Some physicians are cutting out the government by embracing a business model known as “Direct Primary Care.” It’s a throwback to the days when doctors treated patients, one on one, without regulators peering over their shoulder.
Patients pay a monthly fee, generally between $25 and $85, to receive unlimited primary care services. There’s no insurance to deal with, so doctors need fewer administrative staff. With lower overhead costs, doctors can see fewer patients and still make money. The typical physician in a direct care practice sees 600 patients, compared to a burnout-inducing 2,000 in a traditional practice.
Congress could spur the growth of direct primary care, and thus lessen the burden on doctors, by allowing patients to pay the monthly fee with tax-advantaged money from Health Savings Accounts. Patients are forbidden from doing so under current law.

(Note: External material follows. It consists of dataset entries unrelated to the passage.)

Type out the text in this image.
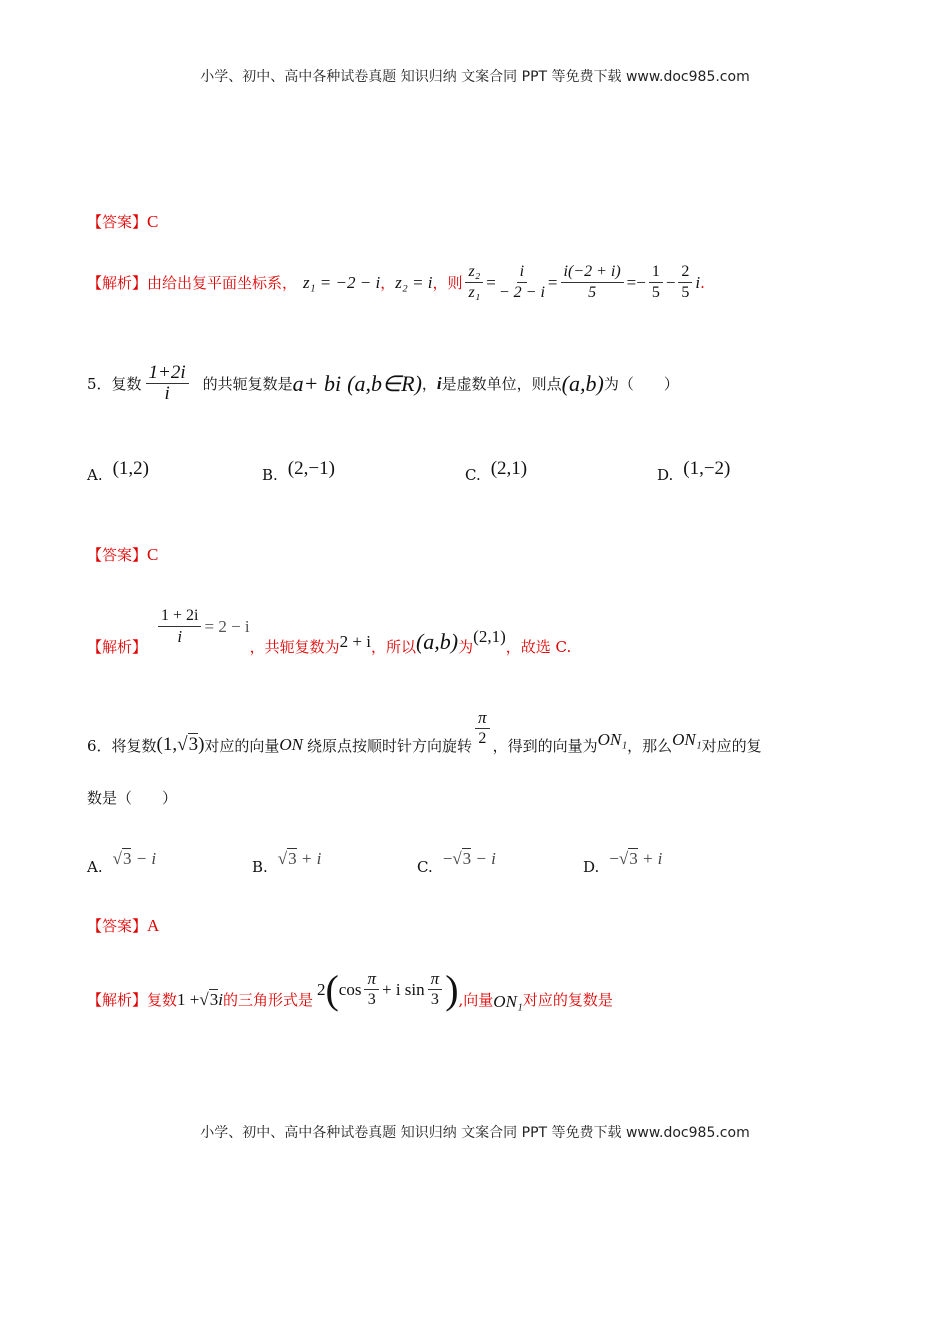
小学、初中、高中各种试卷真题 知识归纳 文案合同 PPT 等免费下载 www.doc985.com
【答案】 C
【解析】 由给出复平面坐标系， z₁ = −2 − i ， z₂ = i ，则 $\frac{\text{z₂}}{\text{z₁}} = \frac{i}{- 2 - i} = \frac{i(-2 + i)}{5}$ = − $\frac{1}{5} - \frac{2}{5}$ i .
5．复数 $\frac{1+2i}{i}$ 的共轭复数是 a+ bi (a,b∈R) ， i 是虚数单位，则点 (a,b) 为（　　）
A. (1,2)	B. (2,−1)	C. (2,1)	D. (1,−2)
【答案】 C
【解析】 $\frac{1 + 2i}{i} = 2 - i$
，共轭复数为 2 + i ，所以 (a,b) 为
(2,1)
，故选 C.
6．将复数 (1, √3 ) 对应的向量 ON 绕原点按顺时针方向旋转 $\frac{\pi}{2}$ ，得到的向量为 ON₁ ，那么 ON₁ 对应的复
数是（　　）
A. √3 − i	B. √3 + i	C. −√3 − i	D. −√3 + i
【答案】 A
【解析】 复数 1 + √3i 的三角形式是
2 ( $\cos \frac{\pi}{3} + i$ $\sin \frac{\pi}{3}$ ) ,向量 ON₁ 对应的复数是
小学、初中、高中各种试卷真题 知识归纳 文案合同 PPT 等免费下载 www.doc985.com
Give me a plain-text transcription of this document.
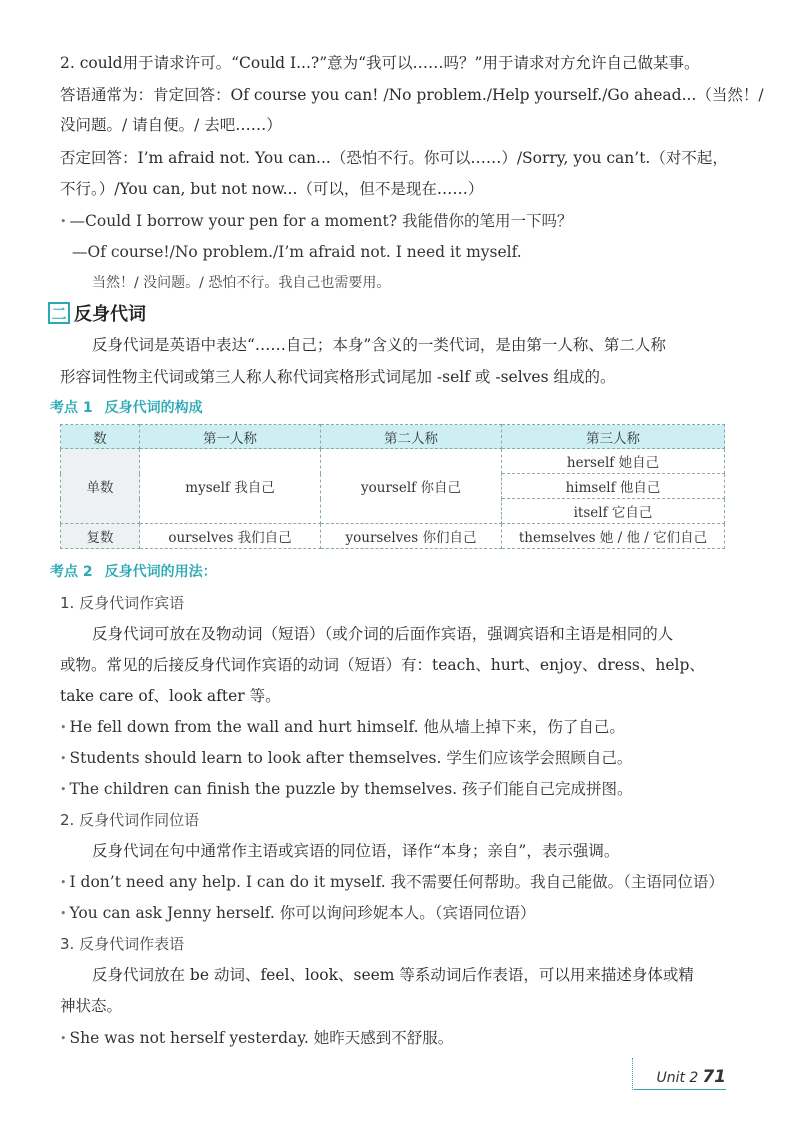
2. could用于请求许可。“Could I...?”意为“我可以……吗？”用于请求对方允许自己做某事。
答语通常为：肯定回答：Of course you can! /No problem./Help yourself./Go ahead...（当然！/
没问题。/ 请自便。/ 去吧……）
否定回答：I’m afraid not. You can...（恐怕不行。你可以……）/Sorry, you can’t.（对不起，
不行。）/You can, but not now...（可以，但不是现在……）
• —Could I borrow your pen for a moment? 我能借你的笔用一下吗？
—Of course!/No problem./I’m afraid not. I need it myself.
当然！/ 没问题。/ 恐怕不行。我自己也需要用。
二 反身代词
反身代词是英语中表达“……自己；本身”含义的一类代词，是由第一人称、第二人称
形容词性物主代词或第三人称人称代词宾格形式词尾加 -self 或 -selves 组成的。
考点 1 反身代词的构成
数	第一人称	第二人称	第三人称
单数	myself 我自己	yourself 你自己	herself 她自己
			himself 他自己
			itself 它自己
复数	ourselves 我们自己	yourselves 你们自己	themselves 她 / 他 / 它们自己
考点 2 反身代词的用法：
1. 反身代词作宾语
反身代词可放在及物动词（短语）（或介词的后面作宾语，强调宾语和主语是相同的人
或物。常见的后接反身代词作宾语的动词（短语）有：teach、hurt、enjoy、dress、help、
take care of、look after 等。
• He fell down from the wall and hurt himself. 他从墙上掉下来，伤了自己。
• Students should learn to look after themselves. 学生们应该学会照顾自己。
• The children can finish the puzzle by themselves. 孩子们能自己完成拼图。
2. 反身代词作同位语
反身代词在句中通常作主语或宾语的同位语，译作“本身；亲自”，表示强调。
• I don’t need any help. I can do it myself. 我不需要任何帮助。我自己能做。（主语同位语）
• You can ask Jenny herself. 你可以询问珍妮本人。（宾语同位语）
3. 反身代词作表语
反身代词放在 be 动词、feel、look、seem 等系动词后作表语，可以用来描述身体或精
神状态。
• She was not herself yesterday. 她昨天感到不舒服。
Unit 2 71
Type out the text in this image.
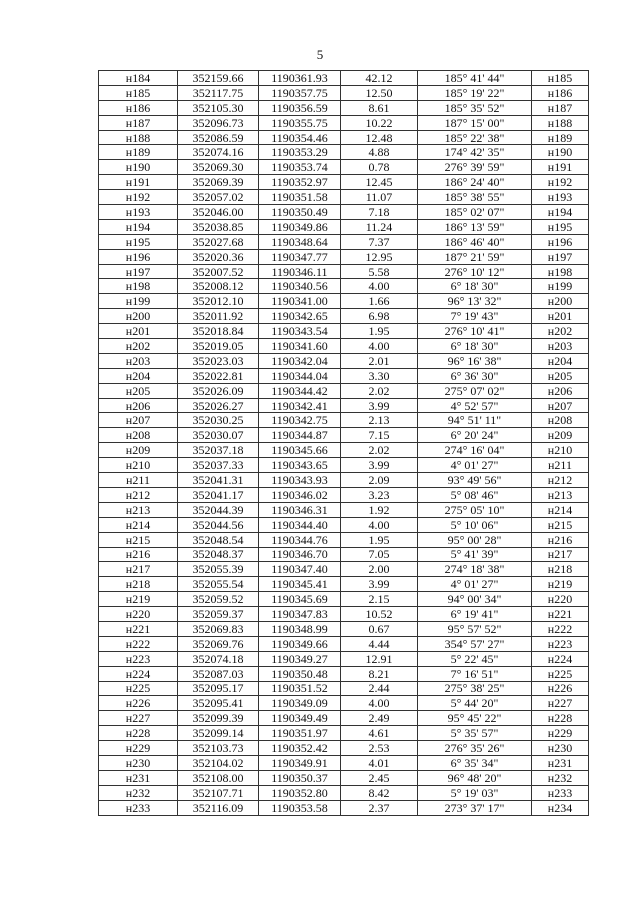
5
н184	352159.66	1190361.93	42.12	185° 41' 44"	н185
н185	352117.75	1190357.75	12.50	185° 19' 22"	н186
н186	352105.30	1190356.59	8.61	185° 35' 52"	н187
н187	352096.73	1190355.75	10.22	187° 15' 00"	н188
н188	352086.59	1190354.46	12.48	185° 22' 38"	н189
н189	352074.16	1190353.29	4.88	174° 42' 35"	н190
н190	352069.30	1190353.74	0.78	276° 39' 59"	н191
н191	352069.39	1190352.97	12.45	186° 24' 40"	н192
н192	352057.02	1190351.58	11.07	185° 38' 55"	н193
н193	352046.00	1190350.49	7.18	185° 02' 07"	н194
н194	352038.85	1190349.86	11.24	186° 13' 59"	н195
н195	352027.68	1190348.64	7.37	186° 46' 40"	н196
н196	352020.36	1190347.77	12.95	187° 21' 59"	н197
н197	352007.52	1190346.11	5.58	276° 10' 12"	н198
н198	352008.12	1190340.56	4.00	6° 18' 30"	н199
н199	352012.10	1190341.00	1.66	96° 13' 32"	н200
н200	352011.92	1190342.65	6.98	7° 19' 43"	н201
н201	352018.84	1190343.54	1.95	276° 10' 41"	н202
н202	352019.05	1190341.60	4.00	6° 18' 30"	н203
н203	352023.03	1190342.04	2.01	96° 16' 38"	н204
н204	352022.81	1190344.04	3.30	6° 36' 30"	н205
н205	352026.09	1190344.42	2.02	275° 07' 02"	н206
н206	352026.27	1190342.41	3.99	4° 52' 57"	н207
н207	352030.25	1190342.75	2.13	94° 51' 11"	н208
н208	352030.07	1190344.87	7.15	6° 20' 24"	н209
н209	352037.18	1190345.66	2.02	274° 16' 04"	н210
н210	352037.33	1190343.65	3.99	4° 01' 27"	н211
н211	352041.31	1190343.93	2.09	93° 49' 56"	н212
н212	352041.17	1190346.02	3.23	5° 08' 46"	н213
н213	352044.39	1190346.31	1.92	275° 05' 10"	н214
н214	352044.56	1190344.40	4.00	5° 10' 06"	н215
н215	352048.54	1190344.76	1.95	95° 00' 28"	н216
н216	352048.37	1190346.70	7.05	5° 41' 39"	н217
н217	352055.39	1190347.40	2.00	274° 18' 38"	н218
н218	352055.54	1190345.41	3.99	4° 01' 27"	н219
н219	352059.52	1190345.69	2.15	94° 00' 34"	н220
н220	352059.37	1190347.83	10.52	6° 19' 41"	н221
н221	352069.83	1190348.99	0.67	95° 57' 52"	н222
н222	352069.76	1190349.66	4.44	354° 57' 27"	н223
н223	352074.18	1190349.27	12.91	5° 22' 45"	н224
н224	352087.03	1190350.48	8.21	7° 16' 51"	н225
н225	352095.17	1190351.52	2.44	275° 38' 25"	н226
н226	352095.41	1190349.09	4.00	5° 44' 20"	н227
н227	352099.39	1190349.49	2.49	95° 45' 22"	н228
н228	352099.14	1190351.97	4.61	5° 35' 57"	н229
н229	352103.73	1190352.42	2.53	276° 35' 26"	н230
н230	352104.02	1190349.91	4.01	6° 35' 34"	н231
н231	352108.00	1190350.37	2.45	96° 48' 20"	н232
н232	352107.71	1190352.80	8.42	5° 19' 03"	н233
н233	352116.09	1190353.58	2.37	273° 37' 17"	н234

Government overreach is driving doctors from the medical profession and exacerbating our nation’s already serious doctor shortage. And if progressive politicians successfully install Medicare for All in the United States, the shortage of doctors could grow worse still, as it has in other nations with single-payer healthcare systems, like Canada and the United Kingdom.
In order to ensure that patients have access to quality health care, government officials need to make life a little less onerous for the professionals who deliver it.